En matière de politique étrangère, plusieurs propositions ont été émises, notamment d’avoir “le courage de passer à la majorité qualifiée pour prendre des décisions en matière de politique étrangère”, provoquant l’ire de l’extrême-droite, les applaudissements nourris dans le reste de l’hémicycle. Une proposition qui la place clairement en indépendance vis-à-vis des chefs d’Etat et de gouvernement qui resteront frileux à une telle idée. Si “la pierre angulaire de notre défense collective sera toujours l’OTAN”, l’ancienne ministre de la défense allemande n’a pas omis d’inscrire à l’agenda des priorités l’Europe de la Défense, sans entrer dans les détails.

Une nouvelle réforme pour la politique d’asile

Concernant la politique d’asile et d’immigration, elle se dit déterminée pour un nouveau pacte sur les migrations et l’asile aboutissant à la réforme du règlement de Dublin, et à terme à un véritable système européen de l’asile. La contrepartie de cette réforme doit être le retour de la pleine application des accords de Schengen et le retour de la libre-circulation dans l’espace européen en améliorant la coopération en matière de sécurité intérieure et de protection des frontières. Dès lors, le corps européens de gardes-côtes et de gardes-frontières verra porter ses effectifs à 10 000 en 2024 et non 2027 comme initialement prévu par la Commission Juncker.

Vers une coalition conservateurs, libéraux, sociaux-démocrates ?

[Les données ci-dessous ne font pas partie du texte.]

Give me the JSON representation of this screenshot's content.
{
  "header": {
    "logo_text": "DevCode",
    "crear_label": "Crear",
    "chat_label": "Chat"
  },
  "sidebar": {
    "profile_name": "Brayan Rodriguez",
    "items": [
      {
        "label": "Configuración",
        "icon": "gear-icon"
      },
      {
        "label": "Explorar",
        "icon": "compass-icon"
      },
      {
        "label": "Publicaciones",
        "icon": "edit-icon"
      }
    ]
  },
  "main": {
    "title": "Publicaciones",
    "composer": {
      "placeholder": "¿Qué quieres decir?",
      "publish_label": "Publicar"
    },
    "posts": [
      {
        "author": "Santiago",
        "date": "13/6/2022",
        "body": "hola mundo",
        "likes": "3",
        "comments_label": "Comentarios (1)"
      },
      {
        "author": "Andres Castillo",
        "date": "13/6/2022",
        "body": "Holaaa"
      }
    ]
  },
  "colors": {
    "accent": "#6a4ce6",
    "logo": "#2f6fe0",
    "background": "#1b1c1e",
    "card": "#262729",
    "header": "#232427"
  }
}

Au final, Ursula von der Leyen semble avoir choisi sa coalition. Excluant tout soutien de l’extrême-droite, elle a sensiblement choyé les conservateurs du PPE et les libéraux, tout en tentant au maximum de ramener les sociaux-démocrates avec elle. Pour les Verts, malgré un programme résolument écologiste, ces derniers le jugent insuffisant. Philippe Lamberts, co-président du groupe des Verts a déclaré que “les écologistes ne sont pas prêts à vous [Ursula von der Leyen] soutenir aujourd’hui. Si vous deviez être élue ce soir, soyez assurée que nous nous laisserions convaincre à chaque fois que les décisions seront à la hauteur de l’urgence sociale, écologique et démocratique.” La porte reste néanmoins ouverte à une opposition constructive.

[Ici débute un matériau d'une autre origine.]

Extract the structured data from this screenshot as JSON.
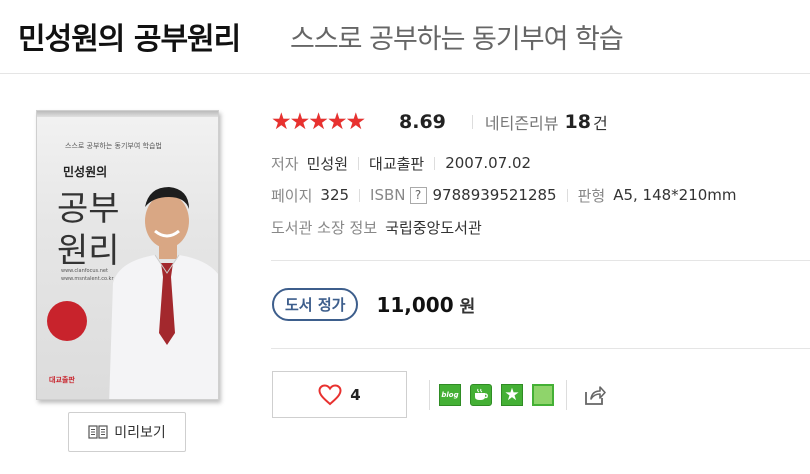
{
  "header": {
    "title": "민성원의 공부원리",
    "subtitle": "스스로 공부하는 동기부여 학습"
  },
  "cover": {
    "subtitle": "스스로 공부하는 동기부여 학습법",
    "author": "민성원의",
    "big_line1": "공부",
    "big_line2": "원리",
    "url_lines": "www.clanfocus.net\nwww.msntalent.co.kr",
    "publisher_logo": "대교출판"
  },
  "preview_button": {
    "label": "미리보기",
    "icon": "book-preview-icon"
  },
  "rating": {
    "stars_fraction": 0.869,
    "score": "8.69",
    "review_label": "네티즌리뷰",
    "review_count": "18",
    "review_unit": "건",
    "star_color": "#e8312f"
  },
  "meta": {
    "author_label": "저자",
    "author": "민성원",
    "publisher": "대교출판",
    "date": "2007.07.02",
    "pages_label": "페이지",
    "pages": "325",
    "isbn_label": "ISBN",
    "isbn_help": "?",
    "isbn": "9788939521285",
    "format_label": "판형",
    "format": "A5, 148*210mm",
    "library_label": "도서관 소장 정보",
    "library": "국립중앙도서관"
  },
  "price": {
    "badge": "도서 정가",
    "amount": "11,000",
    "unit": "원",
    "badge_color": "#3d5e8c"
  },
  "like": {
    "icon": "heart-outline-icon",
    "count": "4"
  },
  "share": {
    "blog_label": "blog",
    "icons": [
      "blog-icon",
      "cafe-icon",
      "bookmark-star-icon",
      "memo-icon",
      "share-icon"
    ],
    "brand_color": "#44b035"
  }
}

Pour être élue présidente de la Commission européenne, Ursula von der Leyen doit obtenir la majorité absolue des députés européens, soit 374 voix lors d’une vote à bulletin secret qui doit se tenir mardi 16 juillet à 18h. Si le Parti populaire européen (PPE) et le groupe des libérau de Renew Europe (RE) ont assuré leur plein soutien à la candidate, les voix des sociaux-démocrates (S&D) sont encore des plus incertaines. Il lui faudrait remporter les faveurs de la moitié du groupe S&D pour espérer une courte majorité. La Gauche unitaire européenne (GUE/NGL), les Verts et Alliance libre européenne (Verts/ALE) ont exclu de la soutenir, de même qu’Identité et démocratie (ID) à l’extrême droite. Quelques voies des conservateurs et réformistes (ECR) ne sont en revanche pas à exclure, tout comme parmi les non-inscrits, des représentants du Mouvement 5 étoiles italien ayant admis qu’ils pourraient voter en sa faveur.

Le vote pour la validation de la nomination d’Ursula von der Leyen à la présidence de la Commission européenne aura lieu à bulletin secret à 18h au sein de l’hémicycle de Strasbourg.